We report the universal trend in pulsed-DC and RF operations of GaN-based high electron mobility transistors through reduced peak junction temperature governed by heat diffusion. The saturation drain current (IDS,SAT) is known to increase with reducing duty cycle D and pulse period P. The improved IDS,SAT is due to enhanced heat diffusion during OFF-time for smaller D. Contrary to the reported linear trend, this work discovers a power-law dependency between high IDS,SAT versus D for all measured conditions. The estimated junction temperature also shows a universal power-law trend with IDS,SAT. The previously reported linear trend, valid over a limited D and/or temperature, is an approximation to the most general trend observed here.
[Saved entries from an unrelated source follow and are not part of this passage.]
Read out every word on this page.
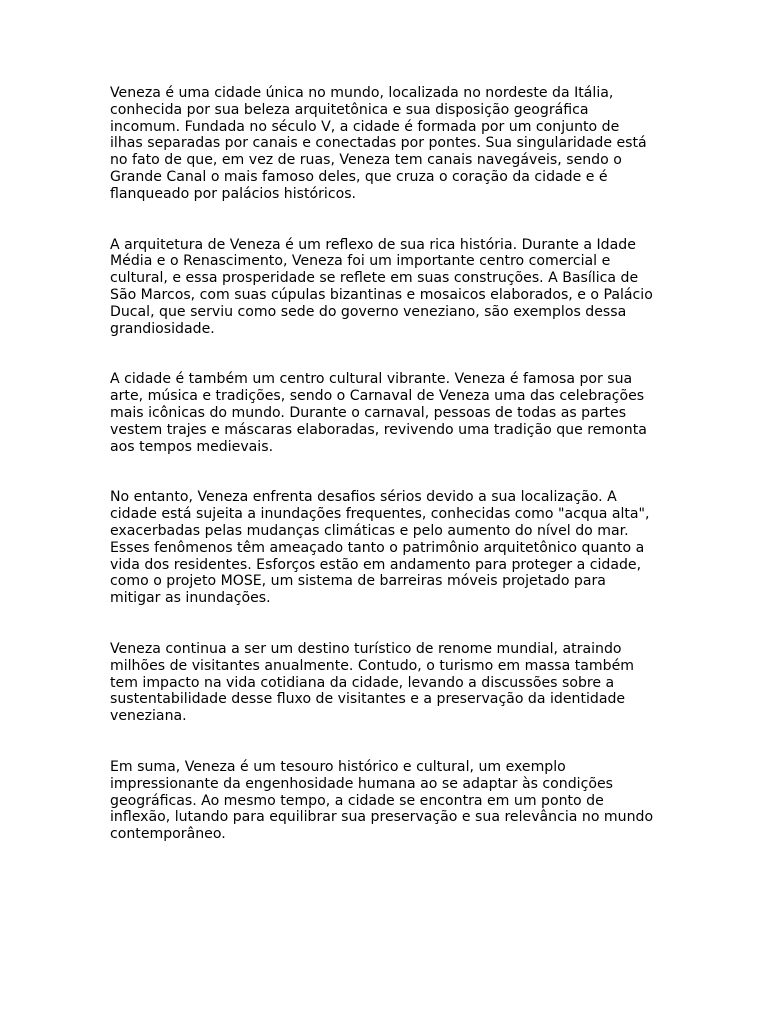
Veneza é uma cidade única no mundo, localizada no nordeste da Itália,
conhecida por sua beleza arquitetônica e sua disposição geográfica
incomum. Fundada no século V, a cidade é formada por um conjunto de
ilhas separadas por canais e conectadas por pontes. Sua singularidade está
no fato de que, em vez de ruas, Veneza tem canais navegáveis, sendo o
Grande Canal o mais famoso deles, que cruza o coração da cidade e é
flanqueado por palácios históricos.

A arquitetura de Veneza é um reflexo de sua rica história. Durante a Idade
Média e o Renascimento, Veneza foi um importante centro comercial e
cultural, e essa prosperidade se reflete em suas construções. A Basílica de
São Marcos, com suas cúpulas bizantinas e mosaicos elaborados, e o Palácio
Ducal, que serviu como sede do governo veneziano, são exemplos dessa
grandiosidade.

A cidade é também um centro cultural vibrante. Veneza é famosa por sua
arte, música e tradições, sendo o Carnaval de Veneza uma das celebrações
mais icônicas do mundo. Durante o carnaval, pessoas de todas as partes
vestem trajes e máscaras elaboradas, revivendo uma tradição que remonta
aos tempos medievais.

No entanto, Veneza enfrenta desafios sérios devido a sua localização. A
cidade está sujeita a inundações frequentes, conhecidas como "acqua alta",
exacerbadas pelas mudanças climáticas e pelo aumento do nível do mar.
Esses fenômenos têm ameaçado tanto o patrimônio arquitetônico quanto a
vida dos residentes. Esforços estão em andamento para proteger a cidade,
como o projeto MOSE, um sistema de barreiras móveis projetado para
mitigar as inundações.

Veneza continua a ser um destino turístico de renome mundial, atraindo
milhões de visitantes anualmente. Contudo, o turismo em massa também
tem impacto na vida cotidiana da cidade, levando a discussões sobre a
sustentabilidade desse fluxo de visitantes e a preservação da identidade
veneziana.

Em suma, Veneza é um tesouro histórico e cultural, um exemplo
impressionante da engenhosidade humana ao se adaptar às condições
geográficas. Ao mesmo tempo, a cidade se encontra em um ponto de
inflexão, lutando para equilibrar sua preservação e sua relevância no mundo
contemporâneo.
The effect of surface/buffer trapping/de-trapping is not significant to mask the universal trend. Fourier's law fundamentally governs the slope in the log–log scale through heat diffusion, which is the root cause of the discovered universal behavior. The universal trend provides further insights into the operations of these transistors. The GaN HEMTs under pulsed-DC and RF operation provide significantly higher gain up to large input power, lower gain compression, and higher power-added efficiency (PAE) following the universal law. Peak power handling capacity increases with decreasing D following the power-law relation. Peak output power, average power output, and PAE show a strict linear trend in the log–log scale with D, establishing its fundamental dependency on the junction temperature. Considering the root cause of the fundamental nature, it is likely that the same universal relation persists for all transistors under pulsed operation.